TREVOR-ROPER HUGH (1914-2003)
Né le 15 janvier 1914 dans le Northumberland, d'un père médecin de campagne, l'historien britannique Hugh Trevor-Roper est formé à Charterhouse puis à Christ Church (Oxford), avant d'entrer à Merton College en 1937 comme research fellow. Après avoir reçu une formation en lettres classiques, il s'oriente vers l'histoire moderne et publie son premier livre, sur l'archevêque de Canterbury, William Laud, en 1940. Durant la Seconde Guerre mondiale, il travaille pour les services secrets britanniques et, en 1945, est envoyé en Allemagne pour s'assurer de la mort d'Hitler. De son enquête, il tire un ouvrage à succès, Les Derniers Jours d'Hitler (1947), qui, dans sa description de la chute d'un tyran et de sa clique, n'est pas sans évoquer Tacite. Il retourne alors à Christ Church comme fellow où il devient tuteur en histoire jusqu'en 1957. Cette année-là, grâce à l'intervention d'Harold MacMillan, alors Premier ministre, il devient Regius professor of Modern History à l'université d'Oxford, poste qu'il conserve jusqu'en 1980. Il remercie MacMillan en faisant campagne en 1959 pour son élection comme chancelier de l'université d'Oxford. En 1979, il obtient la pairie à vie et choisit le titre de Baron Dacre of Glanton. De 1980 à 1987, il est master de Peterhouse College (Cambridge).
Sa réputation est largement ruinée en avril 1983 lorsqu'il authentifie, pour The Sunday Times, le « Journal d'Hitler », un faux grossier. C'est d'ailleurs non seulement sa perspicacité d'historien qui est mise en cause, mais aussi son intégrité personnelle puisqu'il est à l'époque (1974-1988) directeur du groupe Times Newspaper qui a engagé une somme considérable pour obtenir les droits d'exploitation de ce « Journal ».
L'objectif de Trevor-Roper, en tant qu'historien, est de rendre sa discipline accessible à un large public cultivé.
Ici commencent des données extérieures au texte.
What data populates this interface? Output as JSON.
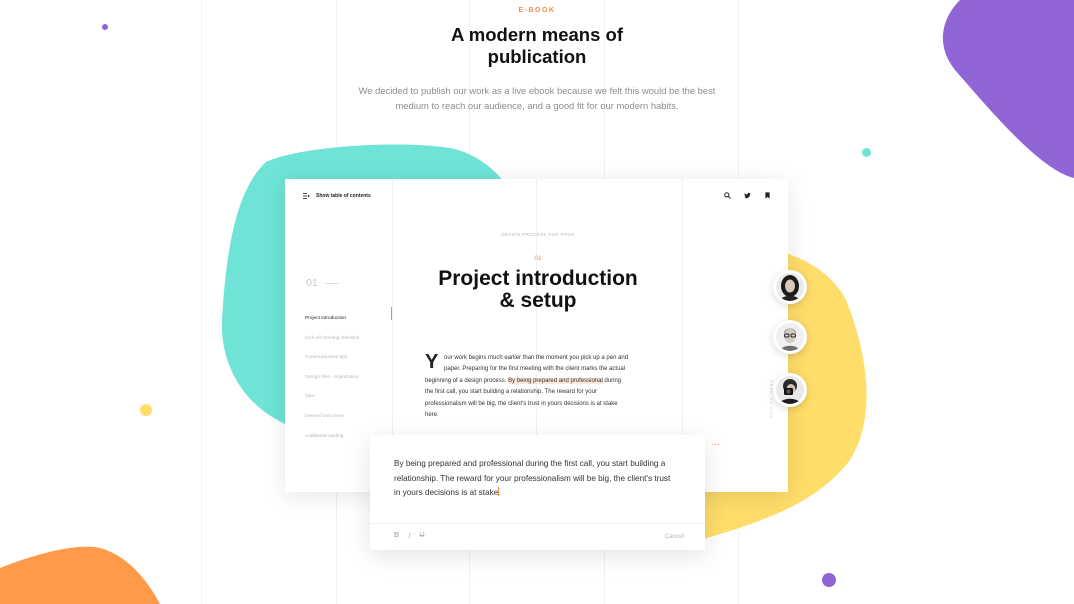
{
  "colors": {
    "accent_orange": "#f28c4a",
    "teal": "#6ee3d6",
    "yellow": "#ffdd6a",
    "purple": "#9066d6",
    "orange_blob": "#ff9a4a"
  },
  "header": {
    "eyebrow": "E-BOOK",
    "title_line1": "A modern means of",
    "title_line2": "publication",
    "intro_line1": "We decided to publish our work as a live ebook because we felt this would be the best",
    "intro_line2": "medium to reach our audience, and a good fit for our modern habits."
  },
  "reader": {
    "toc_button": "Show table of contents",
    "toc_number": "01",
    "toc_items": [
      "Project introduction",
      "Kick-off meeting checklist",
      "Communication tips",
      "Design files - orginization",
      "Q&A",
      "Desired outcomes",
      "Additional reading"
    ],
    "toc_active_index": 0,
    "toolbar_icons": [
      "search-icon",
      "twitter-icon",
      "bookmark-icon"
    ],
    "section_label": "DESIGN PROCESS FOR PROS",
    "chapter_number": "01",
    "chapter_title_line1": "Project introduction",
    "chapter_title_line2": "& setup",
    "drop_cap": "Y",
    "body_line1": "our work begins much earlier than the moment you pick up a pen and",
    "body_line2": "paper.  Preparing for the first meeting with the client marks the actual",
    "body_line3_pre": "beginning of a design process. ",
    "body_highlight": "By being prepared and professional",
    "body_line3_post": " during",
    "body_line4": "the first call, you start building a relationship. The reward for your",
    "body_line5": "professionalism will be big, the client's trust in yours decisions is at stake",
    "body_line6": "here.",
    "vertical_label": "READ ON 0/04",
    "more_dots": "..."
  },
  "note": {
    "text_line1": "By being prepared and professional during the first call, you start building a",
    "text_line2": "relationship. The reward for your professionalism will be big, the client's trust",
    "text_line3": "in yours decisions is at stake",
    "bold": "B",
    "italic": "I",
    "strike": "U",
    "cancel": "Cancel"
  },
  "avatars": [
    "avatar-woman",
    "avatar-man-glasses",
    "avatar-photographer"
  ]
}
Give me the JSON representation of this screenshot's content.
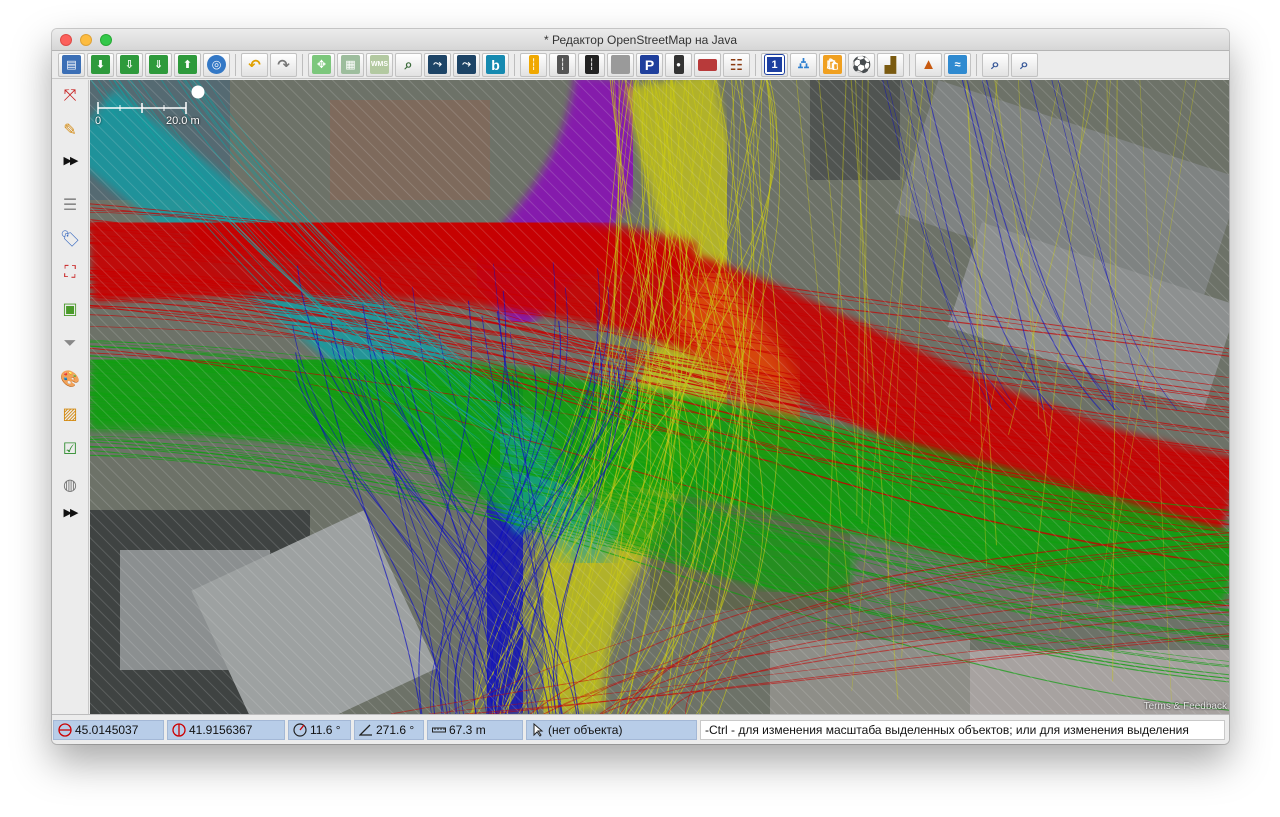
{
  "window": {
    "title": "* Редактор OpenStreetMap на Java"
  },
  "toolbar": {
    "groups": [
      [
        "open-file-icon",
        "download-icon",
        "download-selection-icon",
        "update-data-icon",
        "upload-icon",
        "validator-icon"
      ],
      [
        "undo-icon",
        "redo-icon"
      ],
      [
        "tms-imagery-icon",
        "wms-imagery-icon",
        "wms-tms-icon",
        "zoom-imagery-icon",
        "road-preset-icon",
        "track-preset-icon",
        "bing-imagery-icon"
      ],
      [
        "lane-icon",
        "road-icon",
        "railway-icon",
        "barrier-icon",
        "parking-icon",
        "traffic-signal-icon",
        "wall-icon",
        "rail-icon"
      ],
      [
        "route-number-icon",
        "hotel-icon",
        "shop-icon",
        "sport-icon",
        "industrial-icon"
      ],
      [
        "mountain-icon",
        "waterway-icon"
      ],
      [
        "zoom-in-icon",
        "zoom-out-icon"
      ]
    ],
    "labels": {
      "wms": "WMS",
      "parking": "P",
      "bing": "b",
      "route": "1"
    }
  },
  "sidebar": {
    "items": [
      "select-tool-icon",
      "draw-tool-icon",
      "more-tools-icon",
      "layers-icon",
      "tags-icon",
      "relations-icon",
      "image-panel-icon",
      "filter-icon",
      "map-paint-icon",
      "changeset-icon",
      "validation-icon",
      "wiki-icon",
      "more-panels-icon"
    ],
    "more_label": "▶▶"
  },
  "map": {
    "scale_start": "0",
    "scale_end": "20.0 m",
    "attribution": "Terms & Feedback",
    "colors": {
      "red": "#c80000",
      "green": "#10a010",
      "yellow": "#c8c814",
      "blue": "#1010c0",
      "purple": "#8a10b8",
      "cyan": "#10a0a0",
      "orange": "#e06010"
    }
  },
  "statusbar": {
    "lat": "45.0145037",
    "lon": "41.9156367",
    "heading": "11.6 °",
    "angle": "271.6 °",
    "distance": "67.3 m",
    "object": "(нет объекта)",
    "help": "-Ctrl - для изменения масштаба выделенных объектов; или для изменения выделения"
  }
}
Il n'écrit pas, pour autant, l'ouvrage de référence sur la guerre civile anglaise que beaucoup attendent de lui. À l'instar d'Isaiah Berlin, son moyen d'expression favori est l'essai où brillent son érudition, l'élégance de son style et son talent pour la synthèse. Ce genre lui permet également de se promener dans le temps et dans l'espace. Sa démarche favorite est en effet la comparaison entre périodes, espaces et sociétés, à la manière des historiens des Lumières. Toutefois, en dépit de ses larges centres d'intérêt, l'essentiel de la production de Trevor-Roper se concentre dans deux directions : l'histoire intellectuelle et culturelle – et, dans une moindre mesure, politique, économique et sociale – des xvie et xviie siècles, d'une part, et le IIIe Reich, d'autre part.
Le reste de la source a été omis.